Similarities between counterfeit currency and humans generated by AI
The economic trust that humans (deepfakes) generated by counterfeit money AI undermines the trust of society/citizens that are often created to deceive that the banned largely unregulated or loosely governed.
Both make social foundations unstable. It’s economically and socially for others. If you protect your financial system with law, you need to protect your true system in the same way.
Should the government intervene and ban AI-generated humans?
It’s no longer a theoretical conversation.
When synthetic humans can be used to deceive, manipulate, or disguise on a large scale, there are issues that the law needs to address.
Harari clearly puts it:
“If we allow fake people to cycle, people lose their trust in others and society will collapse.”
Just as the government banned fake money to protect the economy, should the creation of fake humans be banned to protect social trust?
What counts as a fake? Where do you draw the line? And how do we prevent things from swirling even further?
Why a complete ban may be too extreme
A complete ban on human beings generated by AI could also put an entire startup segment at risk. Over the past year, many new companies have provided AI-generated spokesmen, UGC videos, customer service avatars, influencers and video content creators. These startups are riding a wave of synthetic media innovation. This builds a tool that blurs the line between humans and machines.
If the government imposes strict bans without nuance, many of these businesses could be forced to shut down or pivot completely. Investors could be pulled back, founders could face regulatory uncertainty, and stalled the broader ecosystem of innovation. While some of these tools are vulnerable to abuse, others simply seek to reduce costs or democratize access to video production.
The challenge is to draw a line that protects society without strangling innovation.
All synthetic human use is not harmful.
Blanket bans are:
Block legitimate use cases for movies, games, education and accessibility. Push abuse further underground, making it an anonymous or offshore model. Confuses the problem and perhaps confuses the creativity or parody of censorship.
Even Harari is not opposed to AI while seeking a ban on deception. He seeks restrictions on pretending to be human.
The point is not to ban all humans. It’s about stopping what is meant to be misleading.
What can I do instead?
Even if a complete ban makes no sense, strong guardrails are needed.
1. Require disclosure:
Human content generated by AI must come with clear labels on the screen and under the hood.

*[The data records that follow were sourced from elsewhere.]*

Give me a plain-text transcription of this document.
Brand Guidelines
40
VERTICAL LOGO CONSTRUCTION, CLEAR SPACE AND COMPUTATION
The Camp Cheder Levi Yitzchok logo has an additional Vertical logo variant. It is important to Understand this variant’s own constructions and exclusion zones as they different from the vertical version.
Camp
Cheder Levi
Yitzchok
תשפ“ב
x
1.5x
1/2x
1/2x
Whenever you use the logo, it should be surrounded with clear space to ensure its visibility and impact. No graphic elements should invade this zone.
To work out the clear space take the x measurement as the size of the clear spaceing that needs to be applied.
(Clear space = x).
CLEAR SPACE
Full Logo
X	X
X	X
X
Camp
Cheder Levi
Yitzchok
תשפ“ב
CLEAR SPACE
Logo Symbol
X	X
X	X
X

2. Hold the Platform Responsible:
Social networks and publishers need to flag fake human content in spam and fraudulent ways.
3. Criminalize the use of deceptives:
Use AI to impersonate someone without your consent. Whether genuine or constructed, it should be treated like identity theft.
4. Bake with digital fingerprints:
AI tools that generate human-like content must embed invisible signatures to track origins.
5. No disguises allowed:
AI systems should not pretend to be conversational, marketing or media people. period.
None of these stops all deep furks. But they oppose abuse and send a clear message: Truth matters.
Why does the government have to act?
This is not about overregulation. This is to draw a line between truth and fiction.
The real threat is not AI. It’s an AI pretending to be human.
Just as fake cash damages the economy, fake people fall into trust in their institutions, relationships, and in fact in their own right.
This is what the government can do now:
It makes it illegal to impersonate a human and impersonate a real or fictional person without disclosing it. You need the AI-generated face and voice labels. Fine or punish platforms that can be spread out without monitoring synthetic humans. It deals with malicious deepfakes like digital counterfeiting and harassment.
Final Thoughts
We are now at the point where we have to deny that we are competing in an event that celebrities have never attended… when the president shares fake photos to make a political point…
We are no longer discussing the future. We live in it.
Now we must draw a line that truth itself can become an option in law, technology and public expectations.